Across all studies, children receiving no treatment had recovery rates ranging from 21% to 52%. Children receiving ‘usual care’ had recovery rates ranging from 4.5% to 63%. Recovery rates were higher among children offered intensive interventional treatment, ranging from 43% to 83%. Highly varied recovery rates are likely, in part, secondary to the heterogeneous definitions of recovery used and the broad range of outcome measures used within these definitions. Interpretation is also challenging due to lack of clearly defined interventions/controls and varied follow-up time.

Strengths and weaknesses

Strengths of this review include its comprehensive search strategy and rigorous study selection progress. A detailed search was conducted in four databases, identifying data published over the last 24 years. Reference lists and trial registration websites were hand searched to reduce publication bias. Strict eligibility criteria facilitated improved comparison of results. We were unable to locate 17 papers. We included papers in any language but excluded studies conducted outside Western healthcare systems. This limits interpretation of our results in other healthcare settings.

Interpretation was challenging due to the variety of definitions of recovery used, with different methods and thresholds used to measure and define outcomes. The clinical significance or rationale used to determine thresholds was rarely explained or justified.

Nine of the 10 studies recruited participants from tertiary care. One study used CFS/ME severity thresholds (CIS-20 score below cut-off) when recruiting participants, excluding participants with less severe symptoms.¹⁷ This limits the generalisability of our results as the populations included may over-represent those most severely affected by CFS/ME with a worse prognosis.³

Certain groups of children affected by CFS/ME were not evaluated in the included studies. Four studies excluded participants with comorbid psychiatric conditions.14 15 20 23 This may represent an attempt to avoid confounding due to improvement in comorbid mental health disorders, rather than CFS/ME recovery. This is particularly important given several studies involved psychological interventions. However, given the high prevalence of comorbid mental health disorders within the CFS/ME population,²⁶ this may limit the applicability of these results. As studies included did not assess children under 10 years old, we cannot comment on recovery rates in this age group. This warrants further research going forward.

Substantial heterogeneity will exist among the quality, quantity and nature of standard treatment provided to those receiving ‘usual care’, due to differences in local provisions.^{15 16 22} Likewise, substantial heterogeneity between the intensity, length, mode of delivery and approach of interventions made comparison challenging. Recovery rates were lower when composite outcome measures were used to define recovery. With the exception of one study,¹⁴ recovery was higher in interventional trials compared with observational studies. Papers variably reported the number of recovered children as a proportion of either those randomised or those followed up. This skewed our ability to interpret recovery rates.

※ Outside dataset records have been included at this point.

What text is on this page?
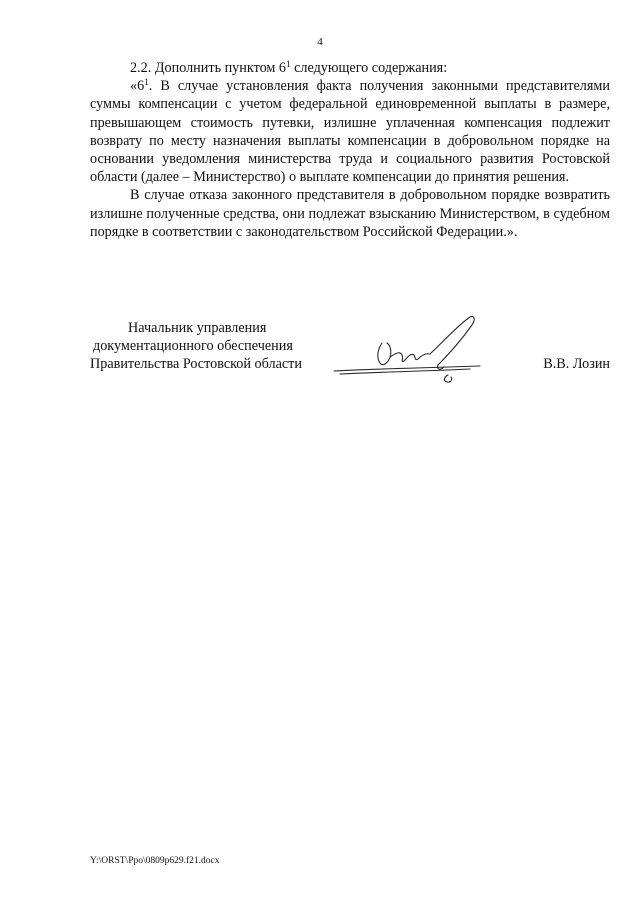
4

2.2. Дополнить пунктом $6^1$ следующего содержания:

«$6^1$. В случае установления факта получения законными представителями суммы компенсации с учетом федеральной единовременной выплаты в размере, превышающем стоимость путевки, излишне уплаченная компенсация подлежит возврату по месту назначения выплаты компенсации в добровольном порядке на основании уведомления министерства труда и социального развития Ростовской области (далее – Министерство) о выплате компенсации до принятия решения.

В случае отказа законного представителя в добровольном порядке возвратить излишне полученные средства, они подлежат взысканию Министерством, в судебном порядке в соответствии с законодательством Российской Федерации.».

Начальник управления
документационного обеспечения
Правительства Ростовской области	В.В. Лозин
Y:\ORST\Ppo\0809p629.f21.docx
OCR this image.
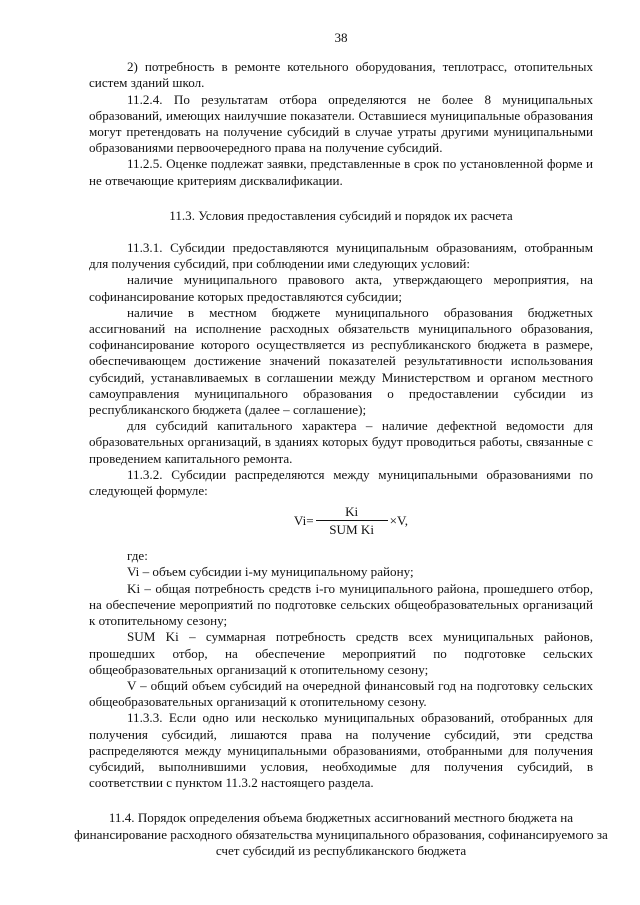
38

2) потребность в ремонте котельного оборудования, теплотрасс, отопительных систем зданий школ.

11.2.4. По результатам отбора определяются не более 8 муниципальных образований, имеющих наилучшие показатели. Оставшиеся муниципальные образования могут претендовать на получение субсидий в случае утраты другими муниципальными образованиями первоочередного права на получение субсидий.

11.2.5. Оценке подлежат заявки, представленные в срок по установленной форме и не отвечающие критериям дисквалификации.

11.3. Условия предоставления субсидий и порядок их расчета

11.3.1. Субсидии предоставляются муниципальным образованиям, отобранным для получения субсидий, при соблюдении ими следующих условий:

наличие муниципального правового акта, утверждающего мероприятия, на софинансирование которых предоставляются субсидии;

наличие в местном бюджете муниципального образования бюджетных ассигнований на исполнение расходных обязательств муниципального образования, софинансирование которого осуществляется из республиканского бюджета в размере, обеспечивающем достижение значений показателей результативности использования субсидий, устанавливаемых в соглашении между Министерством и органом местного самоуправления муниципального образования о предоставлении субсидии из республиканского бюджета (далее – соглашение);

для субсидий капитального характера – наличие дефектной ведомости для образовательных организаций, в зданиях которых будут проводиться работы, связанные с проведением капитального ремонта.

11.3.2. Субсидии распределяются между муниципальными образованиями по следующей формуле:

$Vi= \frac{Ki}{\text{SUM Ki}} \times V$,

где:

Vi – объем субсидии i-му муниципальному району;

Ki – общая потребность средств i-го муниципального района, прошедшего отбор, на обеспечение мероприятий по подготовке сельских общеобразовательных организаций к отопительному сезону;

SUM Ki – суммарная потребность средств всех муниципальных районов, прошедших отбор, на обеспечение мероприятий по подготовке сельских общеобразовательных организаций к отопительному сезону;

V – общий объем субсидий на очередной финансовый год на подготовку сельских общеобразовательных организаций к отопительному сезону.

11.3.3. Если одно или несколько муниципальных образований, отобранных для получения субсидий, лишаются права на получение субсидий, эти средства распределяются между муниципальными образованиями, отобранными для получения субсидий, выполнившими условия, необходимые для получения субсидий, в соответствии с пунктом 11.3.2 настоящего раздела.

11.4. Порядок определения объема бюджетных ассигнований местного бюджета на финансирование расходного обязательства муниципального образования, софинансируемого за счет субсидий из республиканского бюджета
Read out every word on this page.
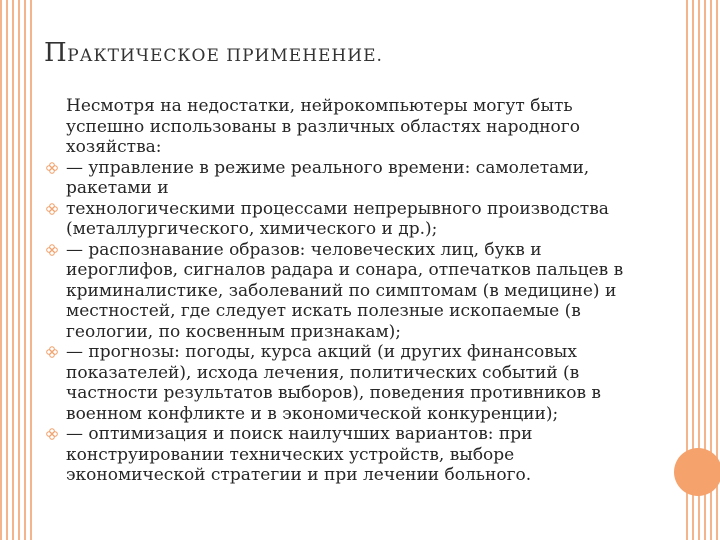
ПРАКТИЧЕСКОЕ ПРИМЕНЕНИЕ.

Несмотря на недостатки, нейрокомпьютеры могут быть успешно использованы в различных областях народного хозяйства:

— управление в режиме реального времени: самолетами, ракетами и
технологическими процессами непрерывного производства (металлургического, химического и др.);
— распознавание образов: человеческих лиц, букв и иероглифов, сигналов радара и сонара, отпечатков пальцев в криминалистике, заболеваний по симптомам (в медицине) и местностей, где следует искать полезные ископаемые (в геологии, по косвенным признакам);
— прогнозы: погоды, курса акций (и других финансовых показателей), исхода лечения, политических событий (в частности результатов выборов), поведения противников в военном конфликте и в экономической конкуренции);
— оптимизация и поиск наилучших вариантов: при конструировании технических устройств, выборе экономической стратегии и при лечении больного.
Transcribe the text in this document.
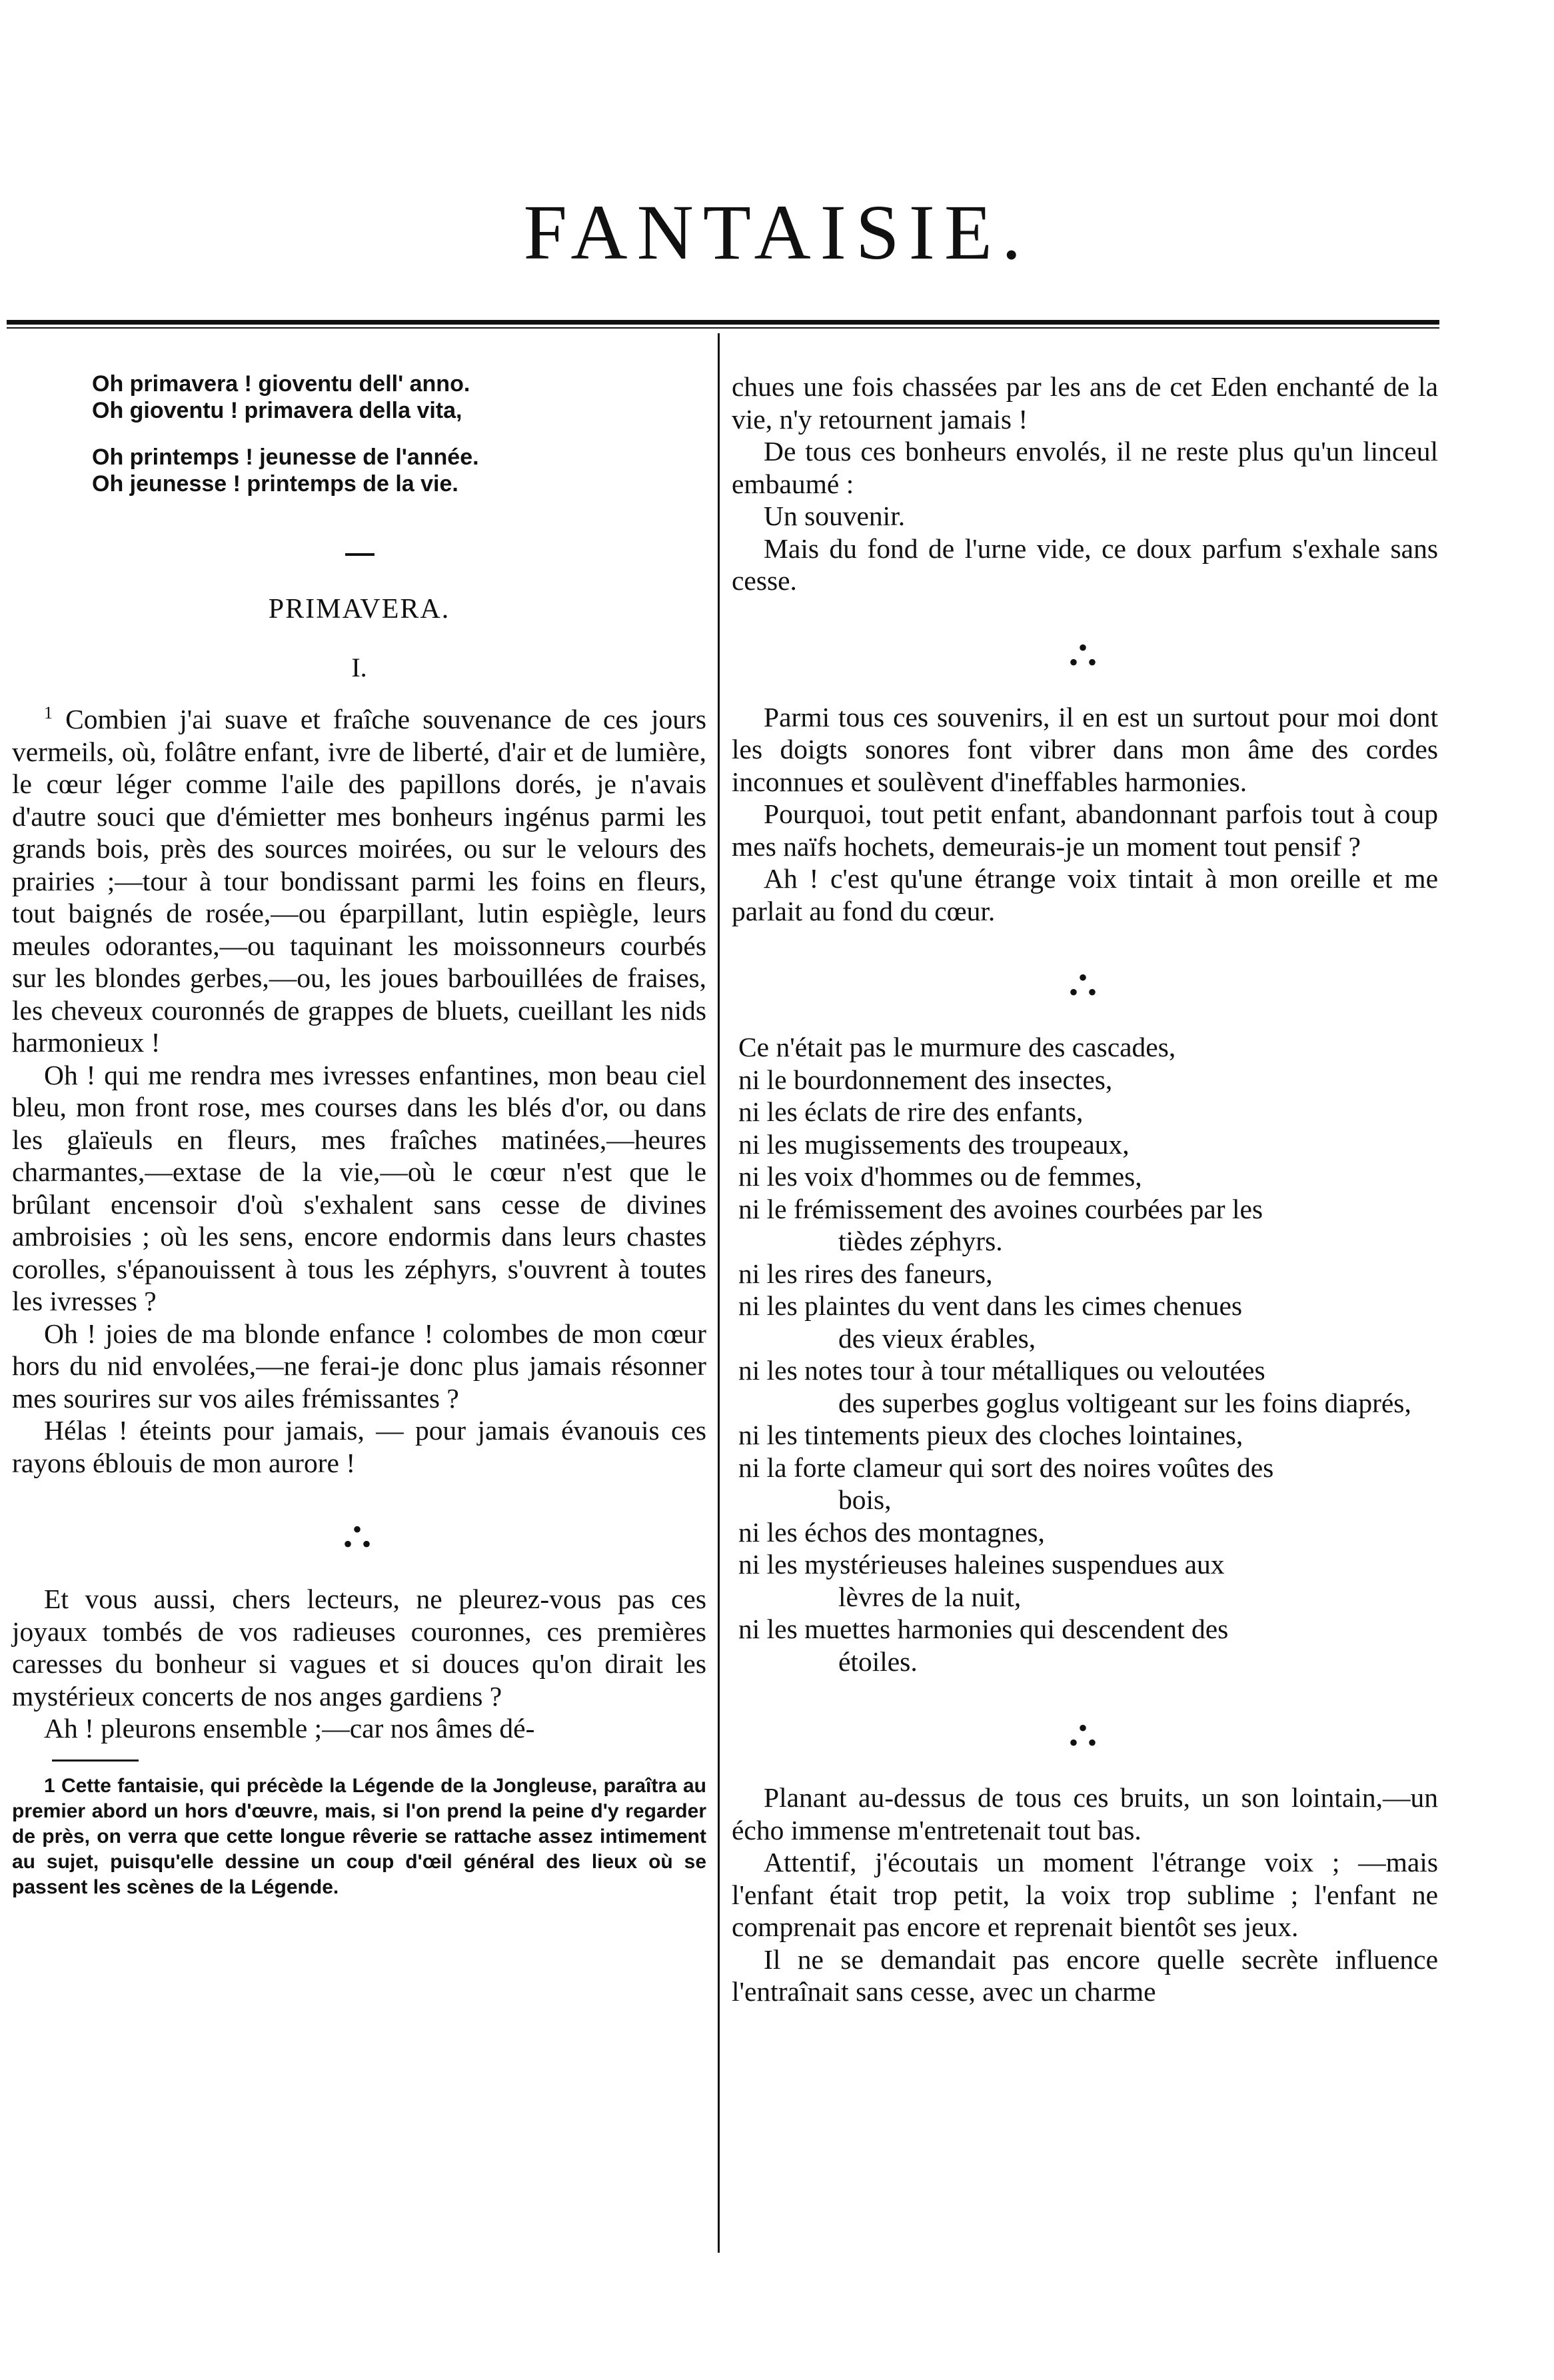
FANTAISIE.
Oh primavera ! gioventu dell' anno.
Oh gioventu ! primavera della vita,
Oh printemps ! jeunesse de l'année.
Oh jeunesse ! printemps de la vie.
PRIMAVERA.
I.

$^1$ Combien j'ai suave et fraîche souvenance de ces jours vermeils, où, folâtre enfant, ivre de liberté, d'air et de lumière, le cœur léger comme l'aile des papillons dorés, je n'avais d'autre souci que d'émietter mes bonheurs ingénus parmi les grands bois, près des sources moirées, ou sur le velours des prairies ;—tour à tour bondissant parmi les foins en fleurs, tout baignés de rosée,—ou éparpillant, lutin espiègle, leurs meules odorantes,—ou taquinant les moissonneurs courbés sur les blondes gerbes,—ou, les joues barbouillées de fraises, les cheveux couronnés de grappes de bluets, cueillant les nids harmonieux !

Oh ! qui me rendra mes ivresses enfantines, mon beau ciel bleu, mon front rose, mes courses dans les blés d'or, ou dans les glaïeuls en fleurs, mes fraîches matinées,—heures charmantes,—extase de la vie,—où le cœur n'est que le brûlant encensoir d'où s'exhalent sans cesse de divines ambroisies ; où les sens, encore endormis dans leurs chastes corolles, s'épanouissent à tous les zéphyrs, s'ouvrent à toutes les ivresses ?

Oh ! joies de ma blonde enfance ! colombes de mon cœur hors du nid envolées,—ne ferai-je donc plus jamais résonner mes sourires sur vos ailes frémissantes ?

Hélas ! éteints pour jamais, — pour jamais évanouis ces rayons éblouis de mon aurore !

•
• •

Et vous aussi, chers lecteurs, ne pleurez-vous pas ces joyaux tombés de vos radieuses couronnes, ces premières caresses du bonheur si vagues et si douces qu'on dirait les mystérieux concerts de nos anges gardiens ?

Ah ! pleurons ensemble ;—car nos âmes dé-

1 Cette fantaisie, qui précède la Légende de la Jongleuse, paraîtra au premier abord un hors d'œuvre, mais, si l'on prend la peine d'y regarder de près, on verra que cette longue rêverie se rattache assez intimement au sujet, puisqu'elle dessine un coup d'œil général des lieux où se passent les scènes de la Légende.

chues une fois chassées par les ans de cet Eden enchanté de la vie, n'y retournent jamais !

De tous ces bonheurs envolés, il ne reste plus qu'un linceul embaumé :

Un souvenir.

Mais du fond de l'urne vide, ce doux parfum s'exhale sans cesse.

•
• •

Parmi tous ces souvenirs, il en est un surtout pour moi dont les doigts sonores font vibrer dans mon âme des cordes inconnues et soulèvent d'ineffables harmonies.

Pourquoi, tout petit enfant, abandonnant parfois tout à coup mes naïfs hochets, demeurais-je un moment tout pensif ?

Ah ! c'est qu'une étrange voix tintait à mon oreille et me parlait au fond du cœur.

•
• •

Ce n'était pas le murmure des cascades,

ni le bourdonnement des insectes,

ni les éclats de rire des enfants,

ni les mugissements des troupeaux,

ni les voix d'hommes ou de femmes,

ni le frémissement des avoines courbées par les
tièdes zéphyrs.

ni les rires des faneurs,

ni les plaintes du vent dans les cimes chenues
des vieux érables,

ni les notes tour à tour métalliques ou veloutées
des superbes goglus voltigeant sur les foins diaprés,

ni les tintements pieux des cloches lointaines,

ni la forte clameur qui sort des noires voûtes des
bois,

ni les échos des montagnes,

ni les mystérieuses haleines suspendues aux
lèvres de la nuit,

ni les muettes harmonies qui descendent des
étoiles.

•
• •

Planant au-dessus de tous ces bruits, un son lointain,—un écho immense m'entretenait tout bas.

Attentif, j'écoutais un moment l'étrange voix ; —mais l'enfant était trop petit, la voix trop sublime ; l'enfant ne comprenait pas encore et reprenait bientôt ses jeux.

Il ne se demandait pas encore quelle secrète influence l'entraînait sans cesse, avec un charme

The data presented in the literature reviewed meant we were unable to comment on two of our initial review questions that discussed the extent to which participant age determined prognosis and the time to recovery.

Results in the context of previous literature

This paper is the first and only contemporary systematic review of recovery in paediatric CFS/ME. Recovery rates reported here are consistent with the only other systematic review conducted over 20 years ago in 1997, which found 54%–94% of children reported they had recovered or made a ‘definite improvement’ over 13–72 months. The 1997 review exclusively used patient-reported or parent-reported outcomes. In contrast, our findings demonstrate the use of a range of different measures, including objective and patient-reported measures, to classify recovery. This review also solely focuses on paediatric CFS/ME unlike the previous review which included both adult and paediatric populations.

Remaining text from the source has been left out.